BOT presenting as asymptomatic ovarian cyst is not uncommon. The present case was, however, unique as the chief complaint was dyspareunia in the sexual partner. Since the genito-urinary examination of the husband was completely normal, the most probable cause was the ovarian cyst, bulging into the vagina, causing difficulty in penetration during intercourse. The present case is probably the first reported case of BOT presenting as dyspareunia for the sexual partner. Publishing such rare clinical features of a relatively common condition is essential to make clinicians aware that patients can sometimes present with these unusual presenting signs.

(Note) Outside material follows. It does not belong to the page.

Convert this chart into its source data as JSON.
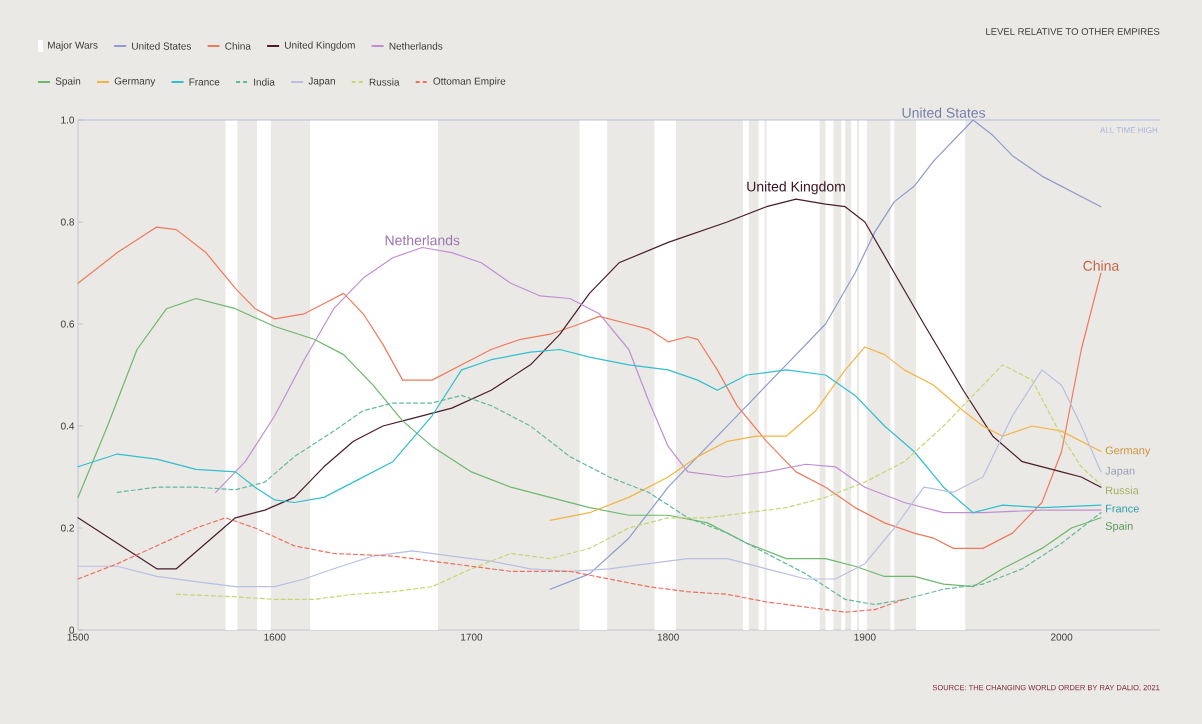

Borderline tumors pose a diagnostic challenge as they lack characteristic radiologic criteria compared with benign or malignant tumors. In this case, the patient was a post-menopausal female and thus the decision to undertake a complete staging laparotomy with BSO was straightforward. The dilemma of deciding the best treatment and surgery arises if the same tumor occurs in a young, reproductive age woman. A preoperative suspicion that the tumor may be borderline could be beneficial for fertility preservation. Healthcare providers should also be aware that specific histopathologic subtypes, such as micro-papillary variants, as in the presented case, are associated with an increased risk of recurrence and therefore determine poorer prognosis. Such patients should be monitored closely with regular comprehensive follow-up.